In today’s edition, the Brevard County daily Florida Today called for “a united front among elected, industry and community leaders from around the state” to “survive the traumatic change coming to NASA.” The trauma is next year’s retirement of the space shuttle fleet, the resulting loss of 7,000 jobs at Kennedy Space Center and the predicted loss of “thousands more as the impact is felt throughout the regional economy.” The editorial writers recognized “the importance of strong math and science education in K-12 schools and universities to produce the engineers, technical experts and scientists necessary for space-related industry in Florida to thrive.”
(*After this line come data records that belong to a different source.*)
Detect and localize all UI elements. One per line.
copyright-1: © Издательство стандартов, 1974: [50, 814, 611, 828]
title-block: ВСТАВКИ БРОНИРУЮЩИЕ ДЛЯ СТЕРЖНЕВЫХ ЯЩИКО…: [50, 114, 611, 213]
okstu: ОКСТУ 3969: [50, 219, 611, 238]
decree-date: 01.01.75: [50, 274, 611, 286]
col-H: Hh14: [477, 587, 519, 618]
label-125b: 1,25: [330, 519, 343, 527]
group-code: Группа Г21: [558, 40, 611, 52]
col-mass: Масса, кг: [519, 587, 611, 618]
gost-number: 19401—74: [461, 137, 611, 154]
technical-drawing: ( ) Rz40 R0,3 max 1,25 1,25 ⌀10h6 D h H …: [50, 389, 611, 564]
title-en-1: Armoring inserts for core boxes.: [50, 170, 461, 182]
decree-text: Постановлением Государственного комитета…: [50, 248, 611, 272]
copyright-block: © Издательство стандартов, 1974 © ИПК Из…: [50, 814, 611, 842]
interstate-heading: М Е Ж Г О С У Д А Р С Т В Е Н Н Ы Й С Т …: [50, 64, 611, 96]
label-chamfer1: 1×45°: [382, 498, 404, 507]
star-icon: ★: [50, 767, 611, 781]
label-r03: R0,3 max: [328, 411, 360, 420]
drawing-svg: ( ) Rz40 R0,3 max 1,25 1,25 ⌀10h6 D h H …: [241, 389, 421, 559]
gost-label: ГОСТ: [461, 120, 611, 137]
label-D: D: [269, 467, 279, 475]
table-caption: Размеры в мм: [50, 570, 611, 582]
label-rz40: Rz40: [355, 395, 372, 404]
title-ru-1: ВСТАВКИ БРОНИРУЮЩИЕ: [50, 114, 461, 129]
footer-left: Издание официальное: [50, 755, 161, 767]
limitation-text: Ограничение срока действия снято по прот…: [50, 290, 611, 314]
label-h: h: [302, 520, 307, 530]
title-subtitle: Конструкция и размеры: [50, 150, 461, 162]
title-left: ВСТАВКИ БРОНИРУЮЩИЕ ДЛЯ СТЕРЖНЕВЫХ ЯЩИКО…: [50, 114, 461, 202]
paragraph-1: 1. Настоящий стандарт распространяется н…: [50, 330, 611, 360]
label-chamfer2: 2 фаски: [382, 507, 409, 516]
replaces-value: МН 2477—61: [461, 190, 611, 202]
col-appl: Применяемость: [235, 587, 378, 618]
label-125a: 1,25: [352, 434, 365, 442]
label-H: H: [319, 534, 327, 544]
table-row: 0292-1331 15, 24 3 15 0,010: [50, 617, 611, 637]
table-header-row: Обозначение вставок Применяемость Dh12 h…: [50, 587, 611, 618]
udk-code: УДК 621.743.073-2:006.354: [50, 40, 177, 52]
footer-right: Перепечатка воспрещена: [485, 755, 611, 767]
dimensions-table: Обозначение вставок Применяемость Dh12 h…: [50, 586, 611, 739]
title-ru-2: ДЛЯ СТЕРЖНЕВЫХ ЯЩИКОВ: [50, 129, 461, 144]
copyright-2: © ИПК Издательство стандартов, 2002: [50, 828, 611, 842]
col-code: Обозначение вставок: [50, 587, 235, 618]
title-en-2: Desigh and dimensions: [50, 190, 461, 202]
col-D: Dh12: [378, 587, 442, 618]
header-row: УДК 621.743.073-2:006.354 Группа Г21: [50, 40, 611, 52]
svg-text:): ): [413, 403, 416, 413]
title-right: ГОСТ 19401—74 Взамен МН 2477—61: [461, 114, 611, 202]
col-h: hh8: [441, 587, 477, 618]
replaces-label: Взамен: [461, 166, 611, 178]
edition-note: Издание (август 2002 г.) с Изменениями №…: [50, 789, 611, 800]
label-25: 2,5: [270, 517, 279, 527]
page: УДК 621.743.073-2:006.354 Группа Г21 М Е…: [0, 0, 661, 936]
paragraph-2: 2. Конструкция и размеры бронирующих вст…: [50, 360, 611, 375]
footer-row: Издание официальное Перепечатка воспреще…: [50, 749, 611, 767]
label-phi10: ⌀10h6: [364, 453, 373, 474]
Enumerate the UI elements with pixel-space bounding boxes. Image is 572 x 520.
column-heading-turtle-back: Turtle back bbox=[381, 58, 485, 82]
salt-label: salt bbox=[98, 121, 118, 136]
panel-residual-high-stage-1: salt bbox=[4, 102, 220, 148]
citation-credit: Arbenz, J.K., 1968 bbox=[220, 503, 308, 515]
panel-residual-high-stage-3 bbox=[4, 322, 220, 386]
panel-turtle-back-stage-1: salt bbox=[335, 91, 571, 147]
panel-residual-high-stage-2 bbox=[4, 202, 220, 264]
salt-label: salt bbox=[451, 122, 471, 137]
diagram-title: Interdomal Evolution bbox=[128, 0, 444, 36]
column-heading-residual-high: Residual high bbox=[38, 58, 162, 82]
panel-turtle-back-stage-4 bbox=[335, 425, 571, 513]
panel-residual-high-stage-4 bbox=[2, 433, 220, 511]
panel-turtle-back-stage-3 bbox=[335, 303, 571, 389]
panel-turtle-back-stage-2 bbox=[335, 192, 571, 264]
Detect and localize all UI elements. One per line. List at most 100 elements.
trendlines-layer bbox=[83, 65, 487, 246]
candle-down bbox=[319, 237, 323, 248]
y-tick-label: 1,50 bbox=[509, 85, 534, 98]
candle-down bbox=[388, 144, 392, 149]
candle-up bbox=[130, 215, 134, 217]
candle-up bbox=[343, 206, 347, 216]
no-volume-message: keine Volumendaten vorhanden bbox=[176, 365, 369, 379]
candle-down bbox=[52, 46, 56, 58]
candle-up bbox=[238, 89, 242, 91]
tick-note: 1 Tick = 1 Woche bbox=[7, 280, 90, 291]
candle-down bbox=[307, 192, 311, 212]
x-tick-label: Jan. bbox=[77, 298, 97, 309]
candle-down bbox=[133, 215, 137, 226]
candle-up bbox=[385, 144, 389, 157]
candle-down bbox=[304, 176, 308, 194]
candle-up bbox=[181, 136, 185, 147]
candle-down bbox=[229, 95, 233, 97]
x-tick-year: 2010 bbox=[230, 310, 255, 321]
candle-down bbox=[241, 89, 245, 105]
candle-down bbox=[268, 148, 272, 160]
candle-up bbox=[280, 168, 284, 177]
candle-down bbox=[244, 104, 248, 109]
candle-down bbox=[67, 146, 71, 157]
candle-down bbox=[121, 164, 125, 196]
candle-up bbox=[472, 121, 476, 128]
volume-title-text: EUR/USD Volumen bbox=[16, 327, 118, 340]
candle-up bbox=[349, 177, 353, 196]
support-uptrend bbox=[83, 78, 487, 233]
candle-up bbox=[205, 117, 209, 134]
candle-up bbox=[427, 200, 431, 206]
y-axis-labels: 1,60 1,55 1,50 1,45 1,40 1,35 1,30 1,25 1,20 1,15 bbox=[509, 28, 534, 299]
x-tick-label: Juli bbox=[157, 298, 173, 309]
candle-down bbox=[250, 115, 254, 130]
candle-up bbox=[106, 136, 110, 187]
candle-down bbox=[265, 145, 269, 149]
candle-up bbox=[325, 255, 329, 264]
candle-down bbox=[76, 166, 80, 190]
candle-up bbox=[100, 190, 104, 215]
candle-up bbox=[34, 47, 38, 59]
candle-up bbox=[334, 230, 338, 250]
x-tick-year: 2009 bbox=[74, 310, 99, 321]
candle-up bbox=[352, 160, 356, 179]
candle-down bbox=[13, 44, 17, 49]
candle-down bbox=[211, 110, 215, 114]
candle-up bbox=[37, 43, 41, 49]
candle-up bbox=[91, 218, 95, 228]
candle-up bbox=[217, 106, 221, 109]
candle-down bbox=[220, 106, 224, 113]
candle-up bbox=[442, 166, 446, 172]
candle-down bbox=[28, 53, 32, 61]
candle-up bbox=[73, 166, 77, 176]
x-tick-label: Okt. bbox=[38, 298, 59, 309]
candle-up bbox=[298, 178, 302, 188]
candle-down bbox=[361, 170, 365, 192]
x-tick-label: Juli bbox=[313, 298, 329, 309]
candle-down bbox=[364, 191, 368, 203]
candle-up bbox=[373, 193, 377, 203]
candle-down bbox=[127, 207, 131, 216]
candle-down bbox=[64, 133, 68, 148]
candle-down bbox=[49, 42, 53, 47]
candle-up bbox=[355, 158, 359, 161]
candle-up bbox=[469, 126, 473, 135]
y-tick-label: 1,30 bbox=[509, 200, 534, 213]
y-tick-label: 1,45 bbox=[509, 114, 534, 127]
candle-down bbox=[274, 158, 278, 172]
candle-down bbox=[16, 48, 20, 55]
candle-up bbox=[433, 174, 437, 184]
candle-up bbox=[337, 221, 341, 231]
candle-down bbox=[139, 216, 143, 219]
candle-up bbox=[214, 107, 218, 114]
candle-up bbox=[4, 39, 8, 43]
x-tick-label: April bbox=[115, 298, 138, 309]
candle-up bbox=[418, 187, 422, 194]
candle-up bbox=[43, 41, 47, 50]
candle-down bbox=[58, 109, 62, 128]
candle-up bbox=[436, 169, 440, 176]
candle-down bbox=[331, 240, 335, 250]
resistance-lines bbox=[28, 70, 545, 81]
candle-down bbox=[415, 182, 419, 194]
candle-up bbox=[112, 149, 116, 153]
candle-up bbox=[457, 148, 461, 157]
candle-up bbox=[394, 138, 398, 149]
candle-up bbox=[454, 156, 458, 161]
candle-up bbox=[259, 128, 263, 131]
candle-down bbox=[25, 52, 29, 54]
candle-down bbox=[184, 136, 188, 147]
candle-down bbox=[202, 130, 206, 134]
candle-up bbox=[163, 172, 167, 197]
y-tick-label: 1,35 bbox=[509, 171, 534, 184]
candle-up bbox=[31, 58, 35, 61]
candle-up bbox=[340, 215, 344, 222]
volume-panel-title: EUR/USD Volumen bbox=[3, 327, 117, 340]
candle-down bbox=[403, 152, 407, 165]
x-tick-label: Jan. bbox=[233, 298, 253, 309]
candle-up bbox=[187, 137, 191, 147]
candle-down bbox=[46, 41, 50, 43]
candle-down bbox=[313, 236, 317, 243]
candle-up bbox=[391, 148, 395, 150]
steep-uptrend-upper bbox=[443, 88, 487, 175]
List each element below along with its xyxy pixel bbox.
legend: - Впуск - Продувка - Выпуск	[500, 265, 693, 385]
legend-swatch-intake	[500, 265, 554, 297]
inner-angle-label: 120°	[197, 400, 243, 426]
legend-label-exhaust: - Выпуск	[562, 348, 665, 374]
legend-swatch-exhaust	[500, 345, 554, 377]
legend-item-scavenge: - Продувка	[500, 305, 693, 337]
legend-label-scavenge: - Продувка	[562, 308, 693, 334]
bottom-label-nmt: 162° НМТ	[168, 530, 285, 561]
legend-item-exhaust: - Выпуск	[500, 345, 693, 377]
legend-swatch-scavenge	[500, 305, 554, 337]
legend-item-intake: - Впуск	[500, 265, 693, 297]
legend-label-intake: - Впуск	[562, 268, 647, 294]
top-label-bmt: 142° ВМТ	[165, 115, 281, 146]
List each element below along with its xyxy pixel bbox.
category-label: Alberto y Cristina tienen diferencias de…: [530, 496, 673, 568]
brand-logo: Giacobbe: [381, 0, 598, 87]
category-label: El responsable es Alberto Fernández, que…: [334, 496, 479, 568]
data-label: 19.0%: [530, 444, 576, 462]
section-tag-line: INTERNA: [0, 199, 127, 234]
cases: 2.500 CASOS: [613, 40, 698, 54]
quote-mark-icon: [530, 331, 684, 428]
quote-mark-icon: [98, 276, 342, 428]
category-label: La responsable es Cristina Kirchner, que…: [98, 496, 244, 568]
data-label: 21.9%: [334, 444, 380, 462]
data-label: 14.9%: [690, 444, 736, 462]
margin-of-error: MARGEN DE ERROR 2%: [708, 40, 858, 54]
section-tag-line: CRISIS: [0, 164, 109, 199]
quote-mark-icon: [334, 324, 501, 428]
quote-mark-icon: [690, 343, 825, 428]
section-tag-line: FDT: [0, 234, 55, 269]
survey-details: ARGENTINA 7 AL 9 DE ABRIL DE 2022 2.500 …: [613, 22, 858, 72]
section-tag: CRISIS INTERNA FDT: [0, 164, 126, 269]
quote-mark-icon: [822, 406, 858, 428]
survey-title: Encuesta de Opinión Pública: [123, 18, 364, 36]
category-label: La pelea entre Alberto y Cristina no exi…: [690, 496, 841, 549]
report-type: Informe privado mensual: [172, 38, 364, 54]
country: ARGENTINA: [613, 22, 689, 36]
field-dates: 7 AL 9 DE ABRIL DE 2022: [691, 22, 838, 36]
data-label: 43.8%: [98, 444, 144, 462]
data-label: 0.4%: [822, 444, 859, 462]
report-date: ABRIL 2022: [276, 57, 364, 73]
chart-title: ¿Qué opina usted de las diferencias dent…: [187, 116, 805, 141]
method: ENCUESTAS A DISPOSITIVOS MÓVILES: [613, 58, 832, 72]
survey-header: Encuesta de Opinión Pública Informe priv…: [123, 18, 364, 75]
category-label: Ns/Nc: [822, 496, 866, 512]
The paper published the editorial to cheer on a gathering planned for Monday of a bipartisan group of lawmakers from both the state and federal levels and a group of space industry experts at the Third Annual Florida Space and Technology Forum at Brevard Community College’s Cocoa campus. Listed prominently among the topics for discussion is education in science, technology, engineering and math at both the K-12 and postsecondary levels.
From the point of view of the space program, the critical science fields for K-12 education are the physical and space sciences, fields that would have been deemphasized by bills considered in the Florida Legislature last spring.
We can only hope that the state legislative leaders in attendance, including Senate President-in-waiting Mike Haridopolos and House Speaker-in-waiting Dan Cannon, are convinced of the importance of K-12 education in the physical and space sciences and carry an agenda for strengthening these fields to next spring’s legislative session.